SAW AND PSEUDO-SAW PROPERTIES USING MATRIX-METHODS

Pseudo-surface-waves (PSAW's), or leaky SAW's, were first recognized over 25 years ago and the phase velocity (upsilon(p)) and attenuation per wavelength (alpha lambda) of PSAW modes for nonpiezoelectrics were calculated soon after. Since the seventies progress has been made in exploiting the higher velocities and electromechanical coupling constants (K2 = 2DELTAupsilon/upsilon) achievable with PSAW's for piezoelectric device applications; this has stimulated new interest in the search for piezoelectric materials with orientations which have low alpha lambda, high K2, high upsilon(p). Procedures for calculating the PSAW properties (upsilon(p), alpha lambda, and K2) are not very explicitly given. In light of the preceding we present in this paper a review of the basic features of SAW and Pseudo-SAW's using the matrix method.

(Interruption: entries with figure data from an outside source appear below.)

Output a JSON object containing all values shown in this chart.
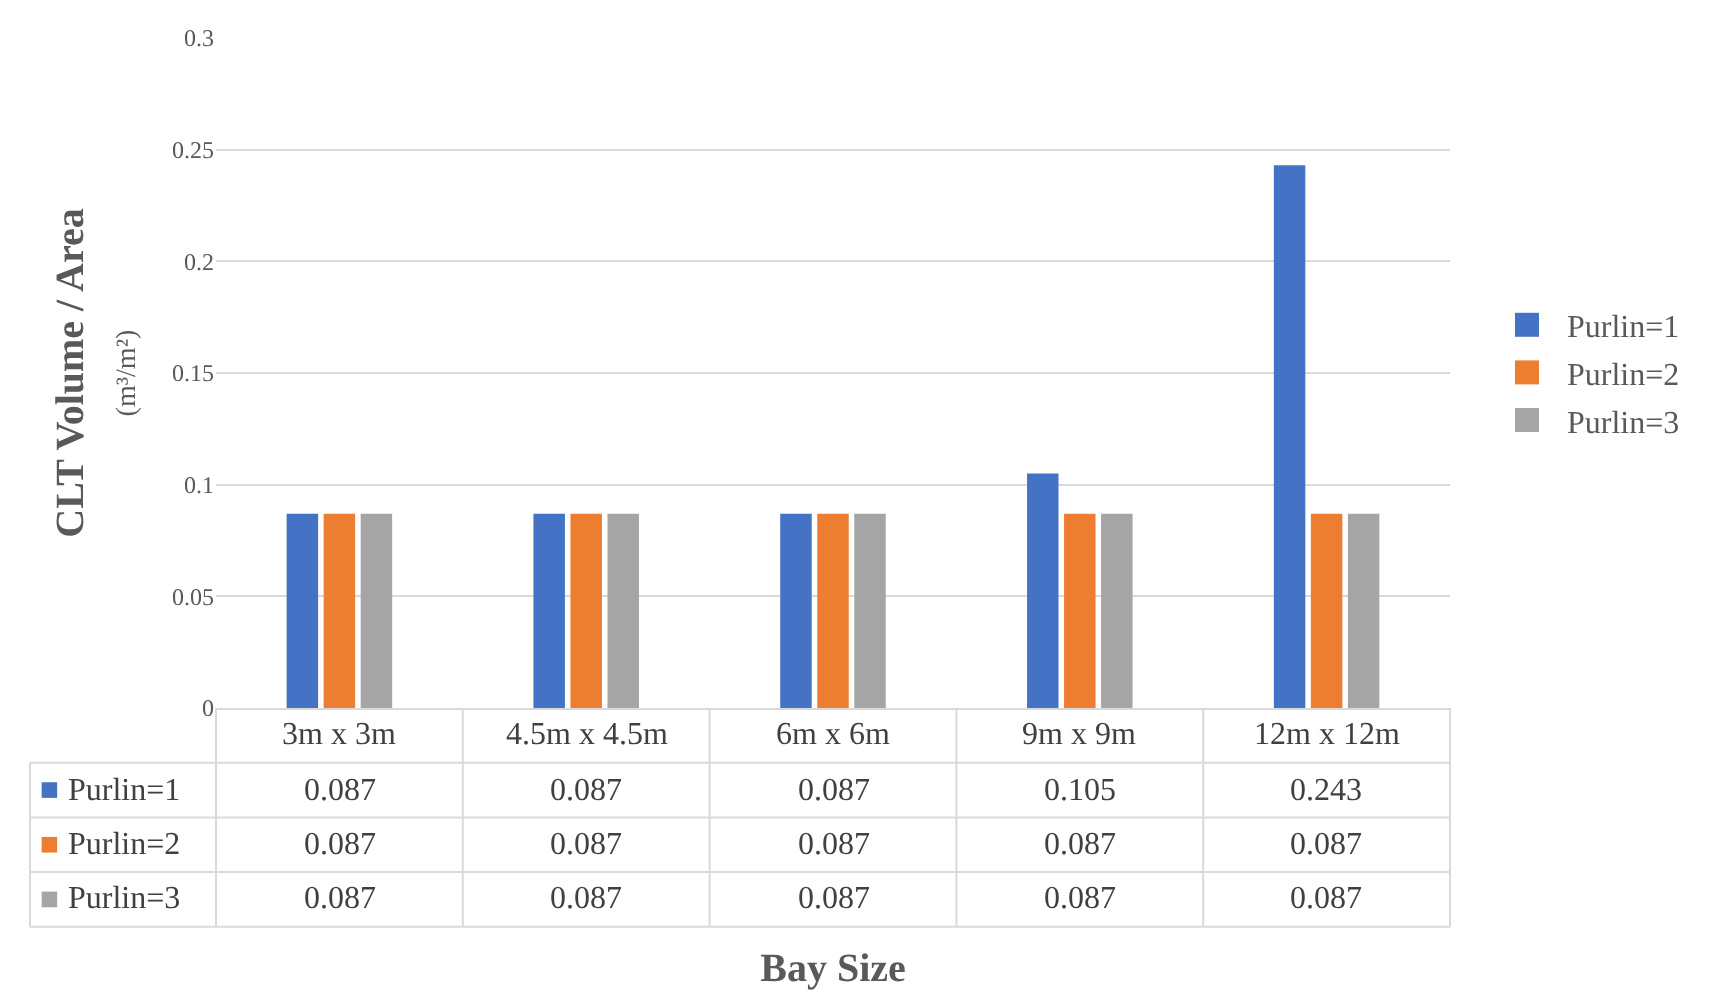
{
  "chart_data": {
    "type": "bar",
    "xlabel": "Bay Size",
    "ylabel": "CLT Volume / Area\n(m³/m²)",
    "categories": [
      "3m x 3m",
      "4.5m x 4.5m",
      "6m x 6m",
      "9m x 9m",
      "12m x 12m"
    ],
    "series": [
      {
        "name": "Purlin=1",
        "color": "#4472c4",
        "values": [
          0.087,
          0.087,
          0.087,
          0.105,
          0.243
        ]
      },
      {
        "name": "Purlin=2",
        "color": "#ed7d31",
        "values": [
          0.087,
          0.087,
          0.087,
          0.087,
          0.087
        ]
      },
      {
        "name": "Purlin=3",
        "color": "#a5a5a5",
        "values": [
          0.087,
          0.087,
          0.087,
          0.087,
          0.087
        ]
      }
    ],
    "ylim": [
      0,
      0.3
    ],
    "yticks": [
      0,
      0.05,
      0.1,
      0.15,
      0.2,
      0.25,
      0.3
    ],
    "grid": "y",
    "legend": "right",
    "data_labels": true
  }
}
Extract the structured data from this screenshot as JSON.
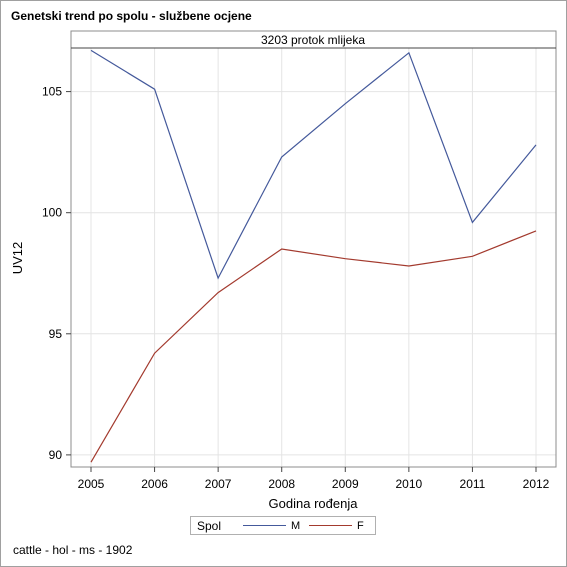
{
  "page": {
    "title": "Genetski trend po spolu - službene ocjene",
    "footer": "cattle - hol - ms - 1902"
  },
  "chart_data": {
    "type": "line",
    "panel_label": "3203 protok mlijeka",
    "xlabel": "Godina rođenja",
    "ylabel": "UV12",
    "x": [
      2005,
      2006,
      2007,
      2008,
      2009,
      2010,
      2011,
      2012
    ],
    "x_ticks": [
      "2005",
      "2006",
      "2007",
      "2008",
      "2009",
      "2010",
      "2011",
      "2012"
    ],
    "y_ticks": [
      "90",
      "95",
      "100",
      "105"
    ],
    "ylim": [
      89.5,
      106.8
    ],
    "grid": true,
    "legend_title": "Spol",
    "legend_position": "bottom",
    "series": [
      {
        "name": "M",
        "color": "#44599b",
        "values": [
          106.7,
          105.1,
          97.3,
          102.3,
          104.5,
          106.6,
          99.6,
          102.8
        ]
      },
      {
        "name": "F",
        "color": "#a33a2e",
        "values": [
          89.7,
          94.2,
          96.7,
          98.5,
          98.1,
          97.8,
          98.2,
          99.25
        ]
      }
    ]
  }
}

In this paper: the mechanically free open-circuited and short-circuited surface wave boundary value problems for piezoelectrics are formulated using the matrix method; two types of modes (SAW and PSAW) are described; and a number of computationally simple, frequency independent analytical functions are derived, from which alpha lambda, upsilon(p), and K2 are calculated for any direction on any material plane using commercially available PC software. The relationship of these functions to the effective permittivity concept, favoured by many researchers, is demonstrated and illustrative numerical examples for the PSAW's reveals that low-loss orientations are quite sensitive to material constant values.